SoulCycle, Barry’s Bootcamp and Core Power Yoga are as every bit designer as Gucci, Prada and Chanel. They speak to a generation so deeply entrenched in a social media tradition of sharing, branding, and self-aggrandizement that experience without documentation is assigned to the realm of insanity. Nothing is private anymore. Therefore, conspicuous consumerism—a phenomenon that, in former generations meant simply an ostentatious wardrobe and perhaps a trendy new car, has accumulated infinite facets in our age of technology.
You’re no longer just what you wear, where you live, or what car you drive. Now your “identity” is also contingent on what you eat, where you work out, and the degree to which you can share that information about yourself. No longer can one be, in the wise words of Kanye West in his wisecracking ode to consumerism “Blood on the Leaves,” that girl with a “two thousand dollar bag with no cash in your purse.” In the off-hours, that girl still must be slugging green juices and sporting designer loungewear.

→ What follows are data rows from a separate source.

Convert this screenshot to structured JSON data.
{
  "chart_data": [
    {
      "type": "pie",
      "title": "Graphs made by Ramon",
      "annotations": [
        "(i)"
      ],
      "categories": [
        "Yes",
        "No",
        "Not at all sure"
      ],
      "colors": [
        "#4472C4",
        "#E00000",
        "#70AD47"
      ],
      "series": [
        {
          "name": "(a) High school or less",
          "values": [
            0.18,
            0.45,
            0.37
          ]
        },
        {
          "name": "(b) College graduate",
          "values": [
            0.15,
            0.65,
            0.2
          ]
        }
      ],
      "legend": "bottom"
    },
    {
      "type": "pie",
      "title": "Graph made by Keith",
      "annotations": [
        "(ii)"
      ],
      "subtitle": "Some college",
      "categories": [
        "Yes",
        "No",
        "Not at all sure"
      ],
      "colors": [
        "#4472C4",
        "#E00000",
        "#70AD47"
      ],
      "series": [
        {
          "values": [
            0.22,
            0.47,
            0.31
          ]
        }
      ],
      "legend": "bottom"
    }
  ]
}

However shamelessly commercial these fitness empires appear, they nevertheless shouldn’t be wholly subjected to the bitter ire of capitalism’s critics. The consumer fetishism over, say, a 45-minute spinning class, is easily more justifiable than a cigarette. But it’s important to examine the psychological impulses that drive middle class hordes to these workout classes and has women clamoring for $80 SoulCycle sweatpants. After all, it’s not the SoulCycle workout that’s innovative, it’s their business model, their loyal following, and the power of their brand that has them brushing shoulders with Fortune 500 companies. Perhaps this trend also speaks to a desire for community among fitness patrons.

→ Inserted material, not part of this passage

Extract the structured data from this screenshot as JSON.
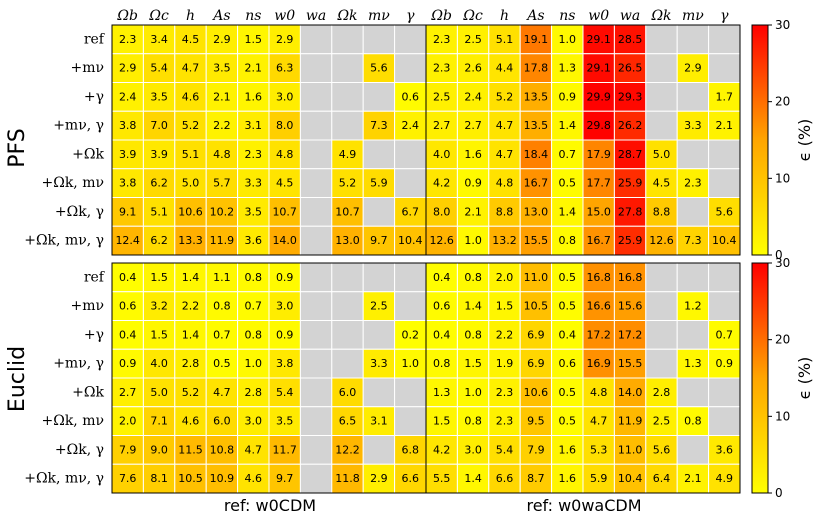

Sophomore Sophie Krakoff said that there is a personable aspect to businesses like SoulCycle in that patrons can elect to workout with the same, enthusiastic, motivational trainer each time.
“There’s something about making these kinds of classes a habit, seeing the same faces repeatedly, and even getting first-name recognition by the instructor that makes them so rewarding,” she said.
Another sophomore, Adrienne Caldwell, added that the group setting and blaring dance music pushes her to work even harder at her workout routines.
“The energy motivates me to push myself harder than I would on my own,” Caldwell said.
Somehow the anonymity of a gym membership can’t compete with the communality of a workout class. SoulCycle is a social, shared experience, a fact that contributes to its appeal. People share in the sweat but also in the idea of SoulCycle, and that’s why it works.